Orlean is not claiming victimhood. Before she agreed to the project, a friend who is a screenwriter warned her: "You can't even imagine what the impact of movies are on the general consciousness. It's a geometric increase of impact and I'm not sure you want to do it." And Streep told her when they first met at a screening in New York: "This is going to change your life a lot more than it's going to change mine."

Orlean got a taste of what Streep meant when she walked the red carpet at the Golden Globes to the accompaniment of flashing cameras. Told where to stand and when to smile, she found the experience both fascinating and "infantilising". "You're both the object of immense admiration and you feel humiliated," she says. "Meryl Streep is used to that. But she doesn't play Meryl Streep qua Meryl Streep, she plays somebody else. She's never been the subject of a film."

Orlean says she is on a journey that she is determined to enjoy, even if the destination is unclear. "You know, I'm doing this as an adventure. I'm doing it as the world's most interesting amusement park ride. What's it like to have your being presented as a character in a movie?"

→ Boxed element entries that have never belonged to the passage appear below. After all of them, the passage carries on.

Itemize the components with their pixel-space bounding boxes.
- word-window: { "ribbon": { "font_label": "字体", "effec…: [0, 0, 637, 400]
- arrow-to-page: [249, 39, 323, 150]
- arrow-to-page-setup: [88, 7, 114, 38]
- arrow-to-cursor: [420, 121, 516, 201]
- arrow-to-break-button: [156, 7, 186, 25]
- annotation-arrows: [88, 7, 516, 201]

She nearly didn't start the ride at all. "When I first read the screenplay, I asked them to change the name." Kaufman and director, Spike Jonze, pleaded with her to keep it in as it was essential to the postmodern nature of the film, where the plot feeds off real-life stories. "They really wanted everybody's real name. That was when I started to realise they were trying to make a really different kind of movie," she says. "Also, having my book credited to a different author would be very peculiar."

She drew the line at the inclusion of her parents, who did not make it past a rough draft. "I'm part of the ironic generation and being a writer I have chosen to be somewhat public. But even though my parents were easy-going about it, I thought it might be a little too much. In the draft they were going to show my mother as an alcoholic. She doesn't drink at all."

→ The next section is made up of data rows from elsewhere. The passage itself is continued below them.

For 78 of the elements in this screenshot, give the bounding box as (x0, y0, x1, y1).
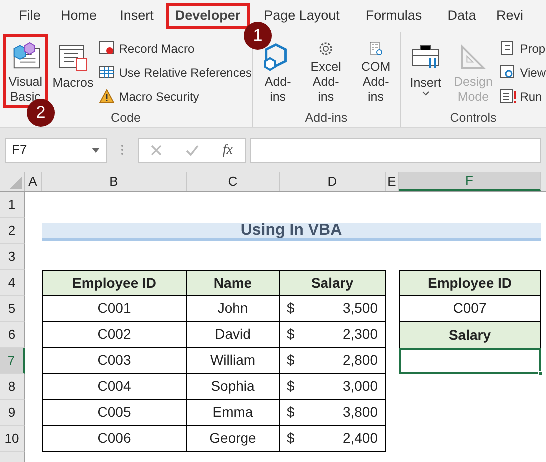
row-header[interactable]: 2 (0, 218, 25, 244)
ribbon-tab[interactable]: Developer (166, 3, 250, 29)
currency-sign: $ (287, 325, 295, 344)
cell-reference: F7 (12, 141, 28, 160)
select-all-icon[interactable] (10, 177, 22, 189)
table-cell: C002 (42, 322, 187, 348)
row-header[interactable]: 8 (0, 374, 25, 400)
salary-value: 3,800 (342, 403, 378, 422)
table-cell: William (187, 348, 280, 374)
salary-value: 3,500 (342, 299, 378, 318)
currency-sign: $ (287, 429, 295, 448)
row-header[interactable]: 4 (0, 270, 25, 296)
column-header[interactable]: D (280, 172, 386, 191)
table-cell: C005 (42, 400, 187, 426)
table-cell: C001 (42, 296, 187, 322)
salary-value: 3,000 (342, 377, 378, 396)
currency-sign: $ (287, 403, 295, 422)
name-box[interactable]: F7 (5, 138, 107, 162)
column-heading: Name (187, 270, 280, 296)
sheet-title: Using In VBA (42, 223, 541, 241)
ribbon-button[interactable]: Insert (404, 34, 448, 108)
ribbon-button[interactable]: Run (499, 86, 542, 108)
table-cell: Sophia (187, 374, 280, 400)
fill-handle[interactable] (538, 371, 543, 376)
currency-sign: $ (287, 351, 295, 370)
row-header[interactable]: 3 (0, 244, 25, 270)
group-label: Controls (450, 110, 497, 127)
row-header[interactable]: 5 (0, 296, 25, 322)
ribbon-button[interactable]: Use Relative References (98, 62, 252, 84)
insert-function-button[interactable]: fx (222, 140, 233, 160)
ribbon-tab[interactable]: Formulas (354, 3, 434, 29)
ribbon-tab[interactable]: Data (434, 3, 490, 29)
salary-value: 2,800 (342, 351, 378, 370)
group-label: Add-ins (305, 110, 348, 127)
currency-sign: $ (287, 299, 295, 318)
row-header[interactable]: 9 (0, 400, 25, 426)
table-cell: Emma (187, 400, 280, 426)
active-cell[interactable] (399, 348, 541, 374)
dropdown-icon (92, 148, 100, 152)
group-label: Code (111, 110, 141, 127)
salary-value: 2,400 (342, 429, 378, 448)
row-header[interactable]: 7 (0, 348, 25, 374)
ribbon-button[interactable]: Excel Add-ins (302, 34, 350, 108)
ribbon-button[interactable]: COM Add-ins (352, 34, 400, 108)
column-heading: Employee ID (399, 270, 541, 296)
table-cell: David (187, 322, 280, 348)
column-header[interactable]: B (42, 172, 187, 191)
row-header[interactable]: 1 (0, 192, 25, 218)
column-header[interactable]: A (25, 172, 42, 191)
column-heading: Salary (280, 270, 386, 296)
column-heading: Salary (399, 322, 541, 348)
ribbon-button[interactable]: Record Macro (98, 38, 195, 60)
ribbon-tab[interactable]: Insert (108, 3, 166, 29)
grip-icon (121, 144, 124, 156)
caret-icon (422, 91, 430, 96)
table-cell: George (187, 426, 280, 452)
ribbon-tab[interactable]: Home (50, 3, 108, 29)
document-icon (499, 88, 518, 106)
ribbon-button[interactable]: Macro Security (98, 86, 200, 108)
ribbon-button[interactable]: Prop (499, 38, 546, 60)
salary-value: 2,300 (342, 325, 378, 344)
ribbon-tab[interactable]: Revi (490, 3, 530, 29)
currency-sign: $ (287, 377, 295, 396)
table-cell: C004 (42, 374, 187, 400)
warning-icon (98, 88, 116, 106)
table-cell: C006 (42, 426, 187, 452)
row-header[interactable]: 6 (0, 322, 25, 348)
ribbon-tab[interactable]: File (10, 3, 50, 29)
row-header[interactable]: 10 (0, 426, 25, 452)
ribbon-button[interactable]: View (499, 62, 546, 84)
table-cell: C003 (42, 348, 187, 374)
column-header[interactable]: F (399, 172, 541, 191)
table-cell: John (187, 296, 280, 322)
formula-input[interactable] (250, 138, 541, 162)
check-icon[interactable] (186, 144, 199, 156)
column-heading: Employee ID (42, 270, 187, 296)
column-header[interactable]: C (187, 172, 280, 191)
cancel-icon[interactable] (150, 144, 162, 156)
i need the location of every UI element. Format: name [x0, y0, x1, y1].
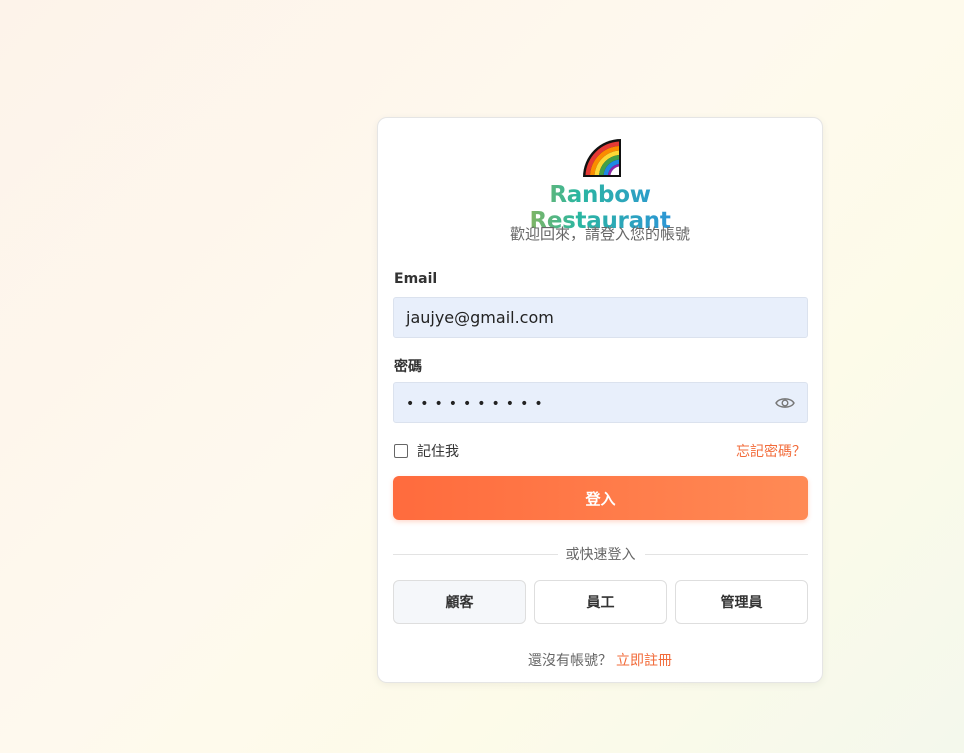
signup-prompt: 還沒有帳號？ — [528, 653, 612, 669]
signup-row: 還沒有帳號？ 立即註冊 — [378, 650, 822, 670]
forgot-password-link[interactable]: 忘記密碼？ — [736, 441, 806, 461]
remember-me[interactable]: 記住我 — [394, 441, 459, 461]
login-button[interactable]: 登入 — [393, 476, 808, 520]
welcome-subtitle: 歡迎回來，請登入您的帳號 — [509, 225, 690, 243]
quick-login-customer-button[interactable]: 顧客 — [393, 580, 526, 624]
email-label: Email — [394, 271, 438, 287]
password-field[interactable]: •••••••••• — [393, 382, 808, 423]
eye-icon[interactable] — [775, 394, 795, 412]
password-label: 密碼 — [394, 359, 422, 375]
remember-checkbox[interactable] — [394, 444, 408, 458]
quick-login-admin-button[interactable]: 管理員 — [675, 580, 808, 624]
password-value: •••••••••• — [406, 395, 549, 412]
quick-login-label: 或快速登入 — [565, 547, 636, 563]
quick-login-staff-button[interactable]: 員工 — [534, 580, 667, 624]
login-card: Ranbow Restaurant 歡迎回來，請登入您的帳號 Email jau… — [377, 117, 823, 683]
signup-link[interactable]: 立即註冊 — [616, 653, 672, 669]
remember-label: 記住我 — [417, 444, 459, 460]
email-field[interactable]: jaujye@gmail.com — [393, 297, 808, 338]
rainbow-icon — [583, 139, 621, 177]
email-value: jaujye@gmail.com — [406, 308, 554, 327]
quick-login-divider: 或快速登入 — [393, 544, 808, 564]
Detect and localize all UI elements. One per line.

But otherwise she became excited by the process. "I felt like I wrote my book and someone was borrowing it. Like someone borrowing your dress and wearing it with completely different accessories and shoes, and when you get it back, it's still your dress. I just thought: it's their project now."

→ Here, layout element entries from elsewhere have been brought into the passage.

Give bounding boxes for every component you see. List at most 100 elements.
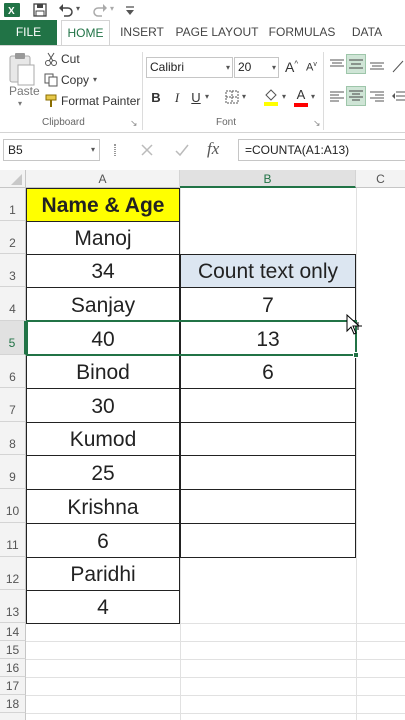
row-header[interactable]: 3	[0, 254, 26, 287]
undo-icon[interactable]	[58, 2, 74, 18]
fill-color-dropdown-icon[interactable]: ▾	[282, 92, 286, 101]
select-all-corner[interactable]	[0, 170, 26, 188]
cancel-entry-icon[interactable]	[139, 142, 155, 158]
cell-a8[interactable]: Kumod	[26, 422, 180, 456]
font-color-dropdown-icon[interactable]: ▾	[311, 92, 315, 101]
row-header[interactable]: 15	[0, 641, 26, 659]
confirm-entry-icon[interactable]	[174, 142, 190, 158]
row-header[interactable]: 17	[0, 677, 26, 695]
cell-a2[interactable]: Manoj	[26, 221, 180, 255]
tab-formulas[interactable]: FORMULAS	[266, 20, 338, 45]
align-right-icon[interactable]	[369, 90, 385, 104]
bold-button[interactable]: B	[148, 87, 164, 109]
cell-b10[interactable]	[180, 489, 356, 524]
cut-icon[interactable]	[44, 52, 58, 66]
decrease-font-size-button[interactable]: Av	[306, 61, 317, 74]
middle-align-icon[interactable]	[346, 54, 366, 74]
borders-dropdown-icon[interactable]: ▾	[242, 92, 246, 101]
font-size-dropdown[interactable]: 20 ▾	[234, 57, 279, 78]
row-header[interactable]: 9	[0, 455, 26, 489]
font-color-button[interactable]: A	[293, 86, 309, 107]
align-center-icon[interactable]	[346, 86, 366, 106]
cell-a10[interactable]: Krishna	[26, 489, 180, 524]
cell-b3[interactable]: Count text only	[180, 254, 356, 288]
copy-button[interactable]: Copy	[61, 73, 89, 87]
splitter-icon[interactable]	[114, 144, 116, 156]
cell-a7[interactable]: 30	[26, 388, 180, 423]
paste-dropdown-icon[interactable]: ▾	[18, 99, 22, 108]
row-header[interactable]: 6	[0, 355, 26, 388]
save-icon[interactable]	[32, 2, 48, 18]
cell-a9[interactable]: 25	[26, 455, 180, 490]
font-launcher-icon[interactable]: ↘	[313, 118, 321, 129]
column-header-b[interactable]: B	[180, 170, 356, 188]
customize-icon[interactable]	[122, 2, 138, 18]
row-header[interactable]: 12	[0, 557, 26, 590]
tab-data[interactable]: DATA	[344, 20, 390, 45]
copy-dropdown-icon[interactable]: ▾	[93, 75, 97, 84]
cell-a1[interactable]: Name & Age	[26, 188, 180, 222]
tab-file[interactable]: FILE	[0, 20, 57, 45]
borders-icon[interactable]	[224, 89, 240, 105]
paste-label[interactable]: Paste	[9, 84, 40, 98]
name-box[interactable]: B5 ▾	[3, 139, 100, 161]
cell-a12[interactable]: Paridhi	[26, 557, 180, 591]
decrease-indent-icon[interactable]	[391, 90, 405, 104]
row-header[interactable]: 16	[0, 659, 26, 677]
row-header[interactable]: 1	[0, 188, 26, 221]
copy-icon[interactable]	[44, 73, 58, 87]
column-header-a[interactable]: A	[26, 170, 180, 188]
cell-b4[interactable]: 7	[180, 287, 356, 322]
row-header[interactable]: 2	[0, 221, 26, 254]
font-name-dropdown[interactable]: Calibri ▾	[146, 57, 233, 78]
row-header[interactable]	[0, 713, 26, 720]
clipboard-launcher-icon[interactable]: ↘	[130, 118, 138, 129]
increase-font-size-button[interactable]: A^	[285, 59, 298, 75]
cell-b5[interactable]: 13	[180, 321, 356, 356]
cell-a5[interactable]: 40	[26, 321, 180, 356]
bottom-align-icon[interactable]	[369, 58, 385, 72]
cut-button[interactable]: Cut	[61, 52, 80, 66]
tab-insert[interactable]: INSERT	[116, 20, 168, 45]
cell-a4[interactable]: Sanjay	[26, 287, 180, 322]
fill-handle[interactable]	[353, 352, 359, 358]
row-header[interactable]: 13	[0, 590, 26, 623]
cell-b8[interactable]	[180, 422, 356, 456]
row-header[interactable]: 8	[0, 422, 26, 455]
clipboard-group-label: Clipboard	[42, 117, 85, 128]
cell-b9[interactable]	[180, 455, 356, 490]
paste-icon[interactable]	[6, 52, 38, 88]
align-left-icon[interactable]	[329, 90, 345, 104]
format-painter-button[interactable]: Format Painter	[61, 94, 140, 108]
row-header[interactable]: 7	[0, 388, 26, 422]
top-align-icon[interactable]	[329, 58, 345, 72]
row-header[interactable]: 18	[0, 695, 26, 713]
cell-a11[interactable]: 6	[26, 523, 180, 558]
row-header[interactable]: 5	[0, 321, 26, 355]
cell-b6[interactable]: 6	[180, 355, 356, 389]
column-header-c[interactable]: C	[356, 170, 405, 188]
tab-home[interactable]: HOME	[61, 20, 110, 46]
italic-button[interactable]: I	[170, 87, 184, 109]
gridline	[26, 677, 405, 678]
insert-function-button[interactable]: fx	[207, 139, 219, 159]
row-header[interactable]: 14	[0, 623, 26, 641]
cell-b7[interactable]	[180, 388, 356, 423]
format-painter-icon[interactable]	[44, 94, 58, 108]
row-header[interactable]: 11	[0, 523, 26, 557]
cell-a6[interactable]: Binod	[26, 355, 180, 389]
tab-page-layout[interactable]: PAGE LAYOUT	[174, 20, 260, 45]
fill-color-icon[interactable]	[262, 87, 280, 107]
row-header[interactable]: 4	[0, 287, 26, 321]
redo-icon[interactable]	[92, 2, 108, 18]
cell-a3[interactable]: 34	[26, 254, 180, 288]
formula-input[interactable]: =COUNTA(A1:A13)	[238, 139, 405, 161]
underline-dropdown-icon[interactable]: ▾	[205, 92, 209, 101]
undo-dropdown-icon[interactable]: ▾	[76, 4, 80, 13]
orientation-icon[interactable]	[391, 58, 405, 74]
cell-b11[interactable]	[180, 523, 356, 558]
cell-a13[interactable]: 4	[26, 590, 180, 624]
redo-dropdown-icon[interactable]: ▾	[110, 4, 114, 13]
underline-button[interactable]: U	[189, 87, 203, 109]
row-header[interactable]: 10	[0, 489, 26, 523]
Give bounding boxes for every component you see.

In fact, she says, her clothes were considered: "They went through my wardrobe for inspiration and they went in another direction. I sent them my notebooks from the story and the book and they came to my apartment and interviewed me at length on video and then showed it to Meryl Streep."

Streep won a Golden Globe for best supporting actress for her performance and is up for the same award at the Oscars. Orlean was delighted by the way Streep approached the role. "But she didn't choose to study me. It was not an impersonation. She was a little older and a little more conservative. And that made it comfortable for me. There was that character and then there was me."

There were occasional attacks of angst. "There were moments before the movie came out when I would have flickers of paranoia. I'd think 'Is this embarrassing? Is it a massive joke on me? Is it going to make it impossible to work properly again?'"

So aware is she of the peculiarity of fame, in all its glorious dysfunction, that at times it almost seems as though she's talking about it all happening to someone else. "People have congratulated me about the movie, but I had nothing to do with the movie. People I hadn't heard from in 30 years would get in touch. People want things from you. Chefs want to come and say hello and you think, 'Why? I couldn't get a table here a few weeks ago.' It's startling."

But for the most part she has been more intrigued than intimidated by the experience, fully aware that, like the film that made her alter-ego famous, it may yet contain some unpredictable twists that are beyond her control. "I don't know if the full impact is hitting me yet, but I'm definitely feeling like it's too late to take it back. You become something in some minds and you have nothing to do with it."